Meine Damen und Herren, ich muß mich mit Entschiedenheit dagegen wehren, daß eine solche Regelung eine Störung des sozialen Friedens bedeuten könnte.
Es ist nicht beabsichtigt, den Anteil der Arbeitnehmer im Aufsichtsrat zu reduzieren, sondern es geht nur um die interne Aufteilung. Meine Damen und Herren, ich sage in aller Offenheit: mit diesem Vorschlag werden wir bestimmt draußen bei den Arbeitnehmern bestehen.
Das Wort hat der Abgeordnete Scheppmann.
Herr Präsident! Meine Damen und Herren! Herr Kollege Dannebom hat geglaubt, mich hier zitieren zu müssen, und hat das, was ich hier vorgetragen habe, und meine innere Einstellung angezweifelt. Ich möchte dazu folgendes sagen, Kollege Dannebom. Ich habe eingangs meiner Ausführungen, als ich meine Begründung gab, sehr deutlich gesagt, daß der Aufsichtsrat in den Montanobergesellschaften 15 Personen umfaßt und daß der Teil, der auf die Gewerkschaften entfällt, in keiner Weise reduziert ist.
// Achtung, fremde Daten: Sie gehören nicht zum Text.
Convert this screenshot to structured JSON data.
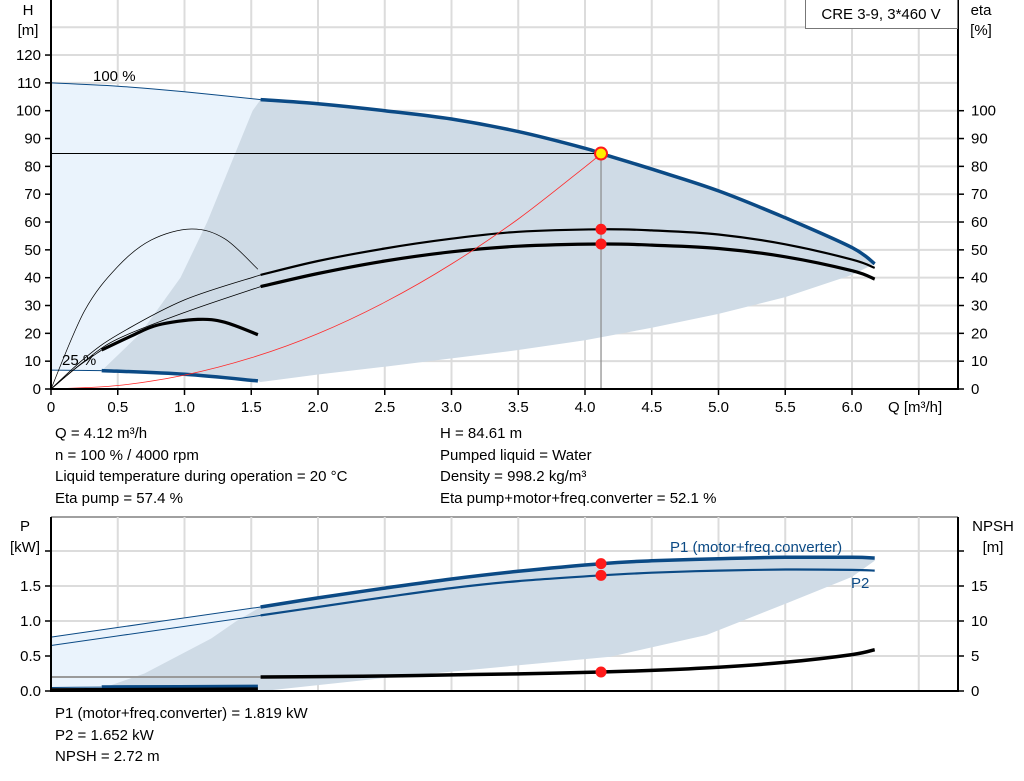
{
  "chart_data": [
    {
      "type": "line",
      "title": "CRE 3-9, 3*460 V",
      "xlabel": "Q [m³/h]",
      "ylabel": [
        "H",
        "[m]"
      ],
      "y2label": [
        "eta",
        "[%]"
      ],
      "xlim": [
        0,
        6.8
      ],
      "ylim": [
        0,
        139
      ],
      "y2lim": [
        0,
        139
      ],
      "grid": true,
      "x_ticks": [
        "0",
        "0.5",
        "1.0",
        "1.5",
        "2.0",
        "2.5",
        "3.0",
        "3.5",
        "4.0",
        "4.5",
        "5.0",
        "5.5",
        "6.0"
      ],
      "y_ticks": [
        "0",
        "10",
        "20",
        "30",
        "40",
        "50",
        "60",
        "70",
        "80",
        "90",
        "100",
        "110",
        "120"
      ],
      "y2_ticks": [
        "0",
        "10",
        "20",
        "30",
        "40",
        "50",
        "60",
        "70",
        "80",
        "90",
        "100"
      ],
      "annotations": [
        "100 %",
        "25 %"
      ],
      "colors": {
        "head": "#0b4a85",
        "eta": "#000000",
        "system": "#ff2a2a",
        "area": "#cfdbe6",
        "area_light": "#eaf3fc",
        "point": "#ff1a1a",
        "duty_fill": "#ffee00"
      },
      "series": [
        {
          "name": "100 %",
          "kind": "head",
          "thin": [
            [
              0,
              110
            ],
            [
              0.5,
              108.8
            ],
            [
              1,
              106.8
            ],
            [
              1.57,
              104
            ]
          ],
          "values": [
            [
              1.57,
              104
            ],
            [
              2,
              102.5
            ],
            [
              2.5,
              100
            ],
            [
              3,
              97
            ],
            [
              3.5,
              92.5
            ],
            [
              4,
              86.5
            ],
            [
              4.12,
              84.6
            ],
            [
              4.5,
              79
            ],
            [
              5,
              71.2
            ],
            [
              5.5,
              61.5
            ],
            [
              6,
              50.8
            ],
            [
              6.17,
              45
            ]
          ]
        },
        {
          "name": "25 %",
          "kind": "head",
          "thin": [
            [
              0,
              6.8
            ],
            [
              0.38,
              6.6
            ]
          ],
          "values": [
            [
              0.38,
              6.6
            ],
            [
              1,
              5.3
            ],
            [
              1.55,
              2.9
            ]
          ]
        },
        {
          "kind": "eta-pump",
          "thin": [
            [
              0,
              0
            ],
            [
              0.25,
              11
            ],
            [
              0.5,
              19.5
            ],
            [
              1,
              32
            ],
            [
              1.57,
              41
            ]
          ],
          "values": [
            [
              1.57,
              41
            ],
            [
              2,
              46
            ],
            [
              2.5,
              50.5
            ],
            [
              3,
              54
            ],
            [
              3.5,
              56.5
            ],
            [
              4.12,
              57.4
            ],
            [
              4.5,
              57
            ],
            [
              5,
              55.5
            ],
            [
              5.5,
              52
            ],
            [
              6,
              46.5
            ],
            [
              6.17,
              43.5
            ]
          ]
        },
        {
          "kind": "eta-total",
          "thin": [
            [
              0,
              0
            ],
            [
              0.25,
              10
            ],
            [
              0.5,
              18
            ],
            [
              1,
              27.5
            ],
            [
              1.57,
              36.8
            ]
          ],
          "values": [
            [
              1.57,
              36.8
            ],
            [
              2,
              41.5
            ],
            [
              2.5,
              46
            ],
            [
              3,
              49.3
            ],
            [
              3.5,
              51.3
            ],
            [
              4.12,
              52.1
            ],
            [
              4.5,
              51.7
            ],
            [
              5,
              50.5
            ],
            [
              5.5,
              47.5
            ],
            [
              6,
              42.5
            ],
            [
              6.17,
              39.5
            ]
          ]
        },
        {
          "kind": "eta-pump-low-speed",
          "thin": [
            [
              0,
              0
            ],
            [
              0.25,
              28
            ],
            [
              0.5,
              44
            ],
            [
              0.75,
              53.5
            ],
            [
              1.05,
              57.5
            ],
            [
              1.3,
              54
            ],
            [
              1.55,
              43
            ]
          ],
          "values": []
        },
        {
          "kind": "eta-total-low-speed",
          "thin": [
            [
              0,
              0
            ],
            [
              0.2,
              8
            ],
            [
              0.38,
              14
            ]
          ],
          "values": [
            [
              0.38,
              14
            ],
            [
              0.6,
              19
            ],
            [
              0.8,
              23
            ],
            [
              1.1,
              25
            ],
            [
              1.3,
              24
            ],
            [
              1.55,
              19.5
            ]
          ]
        },
        {
          "kind": "system",
          "thin": [],
          "values": [
            [
              0,
              0
            ],
            [
              0.5,
              1.25
            ],
            [
              1,
              5
            ],
            [
              1.5,
              11.2
            ],
            [
              2,
              19.9
            ],
            [
              2.5,
              31.2
            ],
            [
              3,
              44.9
            ],
            [
              3.5,
              61.1
            ],
            [
              4,
              79.8
            ],
            [
              4.12,
              84.6
            ]
          ]
        }
      ],
      "operating_area": {
        "bottom": [
          [
            6.17,
            45
          ],
          [
            6,
            41
          ],
          [
            5.5,
            33
          ],
          [
            5,
            27
          ],
          [
            4.5,
            22
          ],
          [
            4,
            17.5
          ],
          [
            3.5,
            14
          ],
          [
            3,
            11
          ],
          [
            2.5,
            8
          ],
          [
            2,
            5.2
          ],
          [
            1.57,
            2.5
          ]
        ],
        "left": [
          [
            0.38,
            6.6
          ],
          [
            0.67,
            20
          ],
          [
            0.97,
            40
          ],
          [
            1.17,
            60
          ],
          [
            1.34,
            80
          ],
          [
            1.51,
            100
          ],
          [
            1.57,
            104
          ]
        ]
      },
      "duty_point": {
        "Q": 4.12,
        "H": 84.61,
        "eta_pump": 57.4,
        "eta_total": 52.1
      }
    },
    {
      "type": "line",
      "ylabel": [
        "P",
        "[kW]"
      ],
      "y2label": [
        "NPSH",
        "[m]"
      ],
      "xlim": [
        0,
        6.8
      ],
      "ylim": [
        0,
        2.49
      ],
      "y2lim": [
        0,
        24.9
      ],
      "grid": true,
      "y_ticks": [
        "0.0",
        "0.5",
        "1.0",
        "1.5"
      ],
      "y2_ticks": [
        "0",
        "5",
        "10",
        "15"
      ],
      "series": [
        {
          "name": "P1 (motor+freq.converter)",
          "kind": "p1",
          "thin": [
            [
              0,
              0.77
            ],
            [
              1.57,
              1.2
            ]
          ],
          "values": [
            [
              1.57,
              1.2
            ],
            [
              2,
              1.33
            ],
            [
              2.5,
              1.47
            ],
            [
              3,
              1.6
            ],
            [
              3.5,
              1.71
            ],
            [
              4.12,
              1.819
            ],
            [
              4.5,
              1.86
            ],
            [
              5,
              1.89
            ],
            [
              5.5,
              1.91
            ],
            [
              6,
              1.91
            ],
            [
              6.17,
              1.9
            ]
          ]
        },
        {
          "name": "P2",
          "kind": "p2",
          "thin": [
            [
              0,
              0.65
            ],
            [
              1.57,
              1.08
            ]
          ],
          "values": [
            [
              1.57,
              1.08
            ],
            [
              2,
              1.2
            ],
            [
              2.5,
              1.34
            ],
            [
              3,
              1.47
            ],
            [
              3.5,
              1.57
            ],
            [
              4.12,
              1.652
            ],
            [
              4.5,
              1.69
            ],
            [
              5,
              1.72
            ],
            [
              5.5,
              1.735
            ],
            [
              6,
              1.73
            ],
            [
              6.17,
              1.72
            ]
          ]
        },
        {
          "kind": "npsh",
          "thin": [
            [
              0,
              2
            ],
            [
              1.57,
              2
            ]
          ],
          "values": [
            [
              1.57,
              2
            ],
            [
              2,
              2.05
            ],
            [
              2.5,
              2.15
            ],
            [
              3,
              2.3
            ],
            [
              3.5,
              2.45
            ],
            [
              4.12,
              2.72
            ],
            [
              4.5,
              2.95
            ],
            [
              5,
              3.4
            ],
            [
              5.5,
              4.1
            ],
            [
              6,
              5.2
            ],
            [
              6.17,
              5.9
            ]
          ]
        },
        {
          "kind": "p1-low-speed",
          "thin": [
            [
              0,
              0.05
            ],
            [
              0.38,
              0.055
            ]
          ],
          "values": [
            [
              0.38,
              0.06
            ],
            [
              1.55,
              0.07
            ]
          ]
        },
        {
          "kind": "p2-low-speed",
          "thin": [],
          "values": [
            [
              0,
              0.02
            ],
            [
              1.55,
              0.03
            ]
          ]
        }
      ],
      "operating_area": {
        "bottom": [
          [
            6.17,
            1.86
          ],
          [
            6,
            1.63
          ],
          [
            5.52,
            1.26
          ],
          [
            4.91,
            0.8
          ],
          [
            4.19,
            0.49
          ],
          [
            2.57,
            0.2
          ],
          [
            1.59,
            0.0
          ],
          [
            0.4,
            0.03
          ]
        ],
        "left": [
          [
            0.4,
            0.05
          ],
          [
            0.7,
            0.25
          ],
          [
            0.95,
            0.5
          ],
          [
            1.2,
            0.75
          ],
          [
            1.39,
            1.0
          ],
          [
            1.57,
            1.2
          ]
        ]
      },
      "duty_point": {
        "Q": 4.12,
        "P1": 1.819,
        "P2": 1.652,
        "NPSH": 2.72
      }
    }
  ],
  "info_top": {
    "left": [
      "Q = 4.12 m³/h",
      "n = 100 % / 4000 rpm",
      "Liquid temperature during operation = 20 °C",
      "Eta pump = 57.4 %"
    ],
    "right": [
      "H = 84.61 m",
      "Pumped liquid = Water",
      "Density = 998.2 kg/m³",
      "Eta pump+motor+freq.converter = 52.1 %"
    ]
  },
  "info_bottom": [
    "P1 (motor+freq.converter) = 1.819 kW",
    "P2 = 1.652 kW",
    "NPSH = 2.72 m"
  ]
}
Wenn nun eine Vergrößerung des Aufsichtsrates in Frage kommt, dann sollen nach dem Standpunkt, den ich vertreten habe, diejenigen Vertreter der Arbeitnehmer, die zusätzlich in den Aufsichtsrat zu entsenden sind, aus den Betrieben kommen. Das ist meine innere Auffassung, das möchte ich hier einmal ganz offen sagen. Ich bin der Meinung, daß bei diesen großen Konzernen, denen 50-, 60- und 70 000 Menschen angehören, das Verhältnis 4 zu 3 berechtigt ist. Wenn ich hier für diese großen Konzerne ein Verhältnis von 4 zu 3 — d. h. 4 aus den Betrieben und 3 von den Gewerkschaften — vorschlage und vertrete, so ist das meine persönliche Auffassung, und ich stehe dazu.
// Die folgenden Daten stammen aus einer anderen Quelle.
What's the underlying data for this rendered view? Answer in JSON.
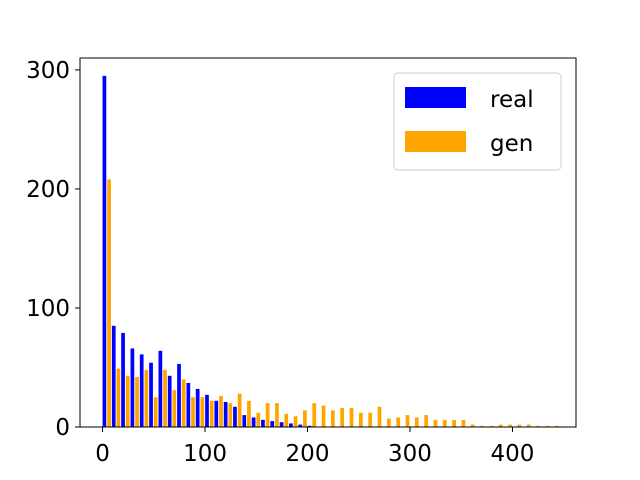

Das Wort hat der Abgeordnete Dannebom.
Herr Präsident! Meine Damen und Herren! Einige Bemerkungen zu den Worten, die der Herr Kollege Sabel vorhin an mich gerichtet hat. Mit Ihnen gemeinsam sind wir für das Mitbestimmungsrecht der in den Betrieben beschäftigten Menschen. Darüber gibt es zwischen uns sicher keine Meinungsverschiedenheit. Meinungsverschiedenheit gibt es nur über die Gewichtsverteilung.
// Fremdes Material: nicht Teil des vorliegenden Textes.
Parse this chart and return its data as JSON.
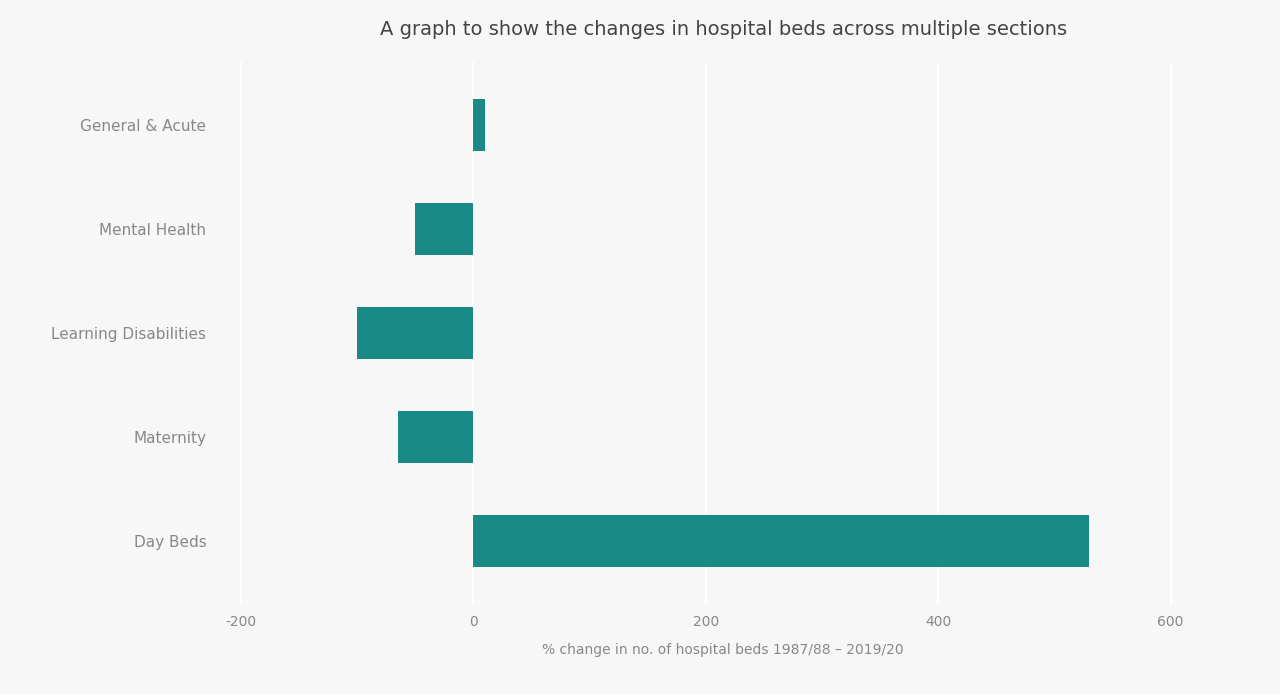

Denn in den großen Gesellschaften werden Probleme, über die der Aufsichtsrat zu entscheiden hat, zur Debatte stehen, die nicht nur durch die betriebliche Brille gesehen werden dürfen.
Aus diesen Überlegungen heraus glaubten wir, auch Menschen beteiligen zu müssen, die außerhalb des Betriebs stehen.
Dazu einige Zahlen. In den Aufsichtsräten der Betriebe, die bisher der Mitbestimmung unterlagen, waren von 574 Vertretern der mitbestimmten Unternehmungen 234 Arbeitnehmer aus den Betrieben. Das sind immerhin 41 %. Von der Anteilseignerseite aber dürften rund 98 % außerhalb der Betriebe Stehende in den Aufsichtsräten sitzen.
— Sicher, aber sie stehen nicht mit den Betrieben in einem direkten Zusammenhang! Wir kommen den Aufgaben, die nun von den Holding-Gesellschaften zu bewältigen sind, näher, wenn wir ein Gleichgewicht der Kräfte herstellen und fünf Vertreter aus den Betrieben und fünf von der Gewerkschaft benennen lassen. Das wollte ich nur noch zur Erläuterung sagen.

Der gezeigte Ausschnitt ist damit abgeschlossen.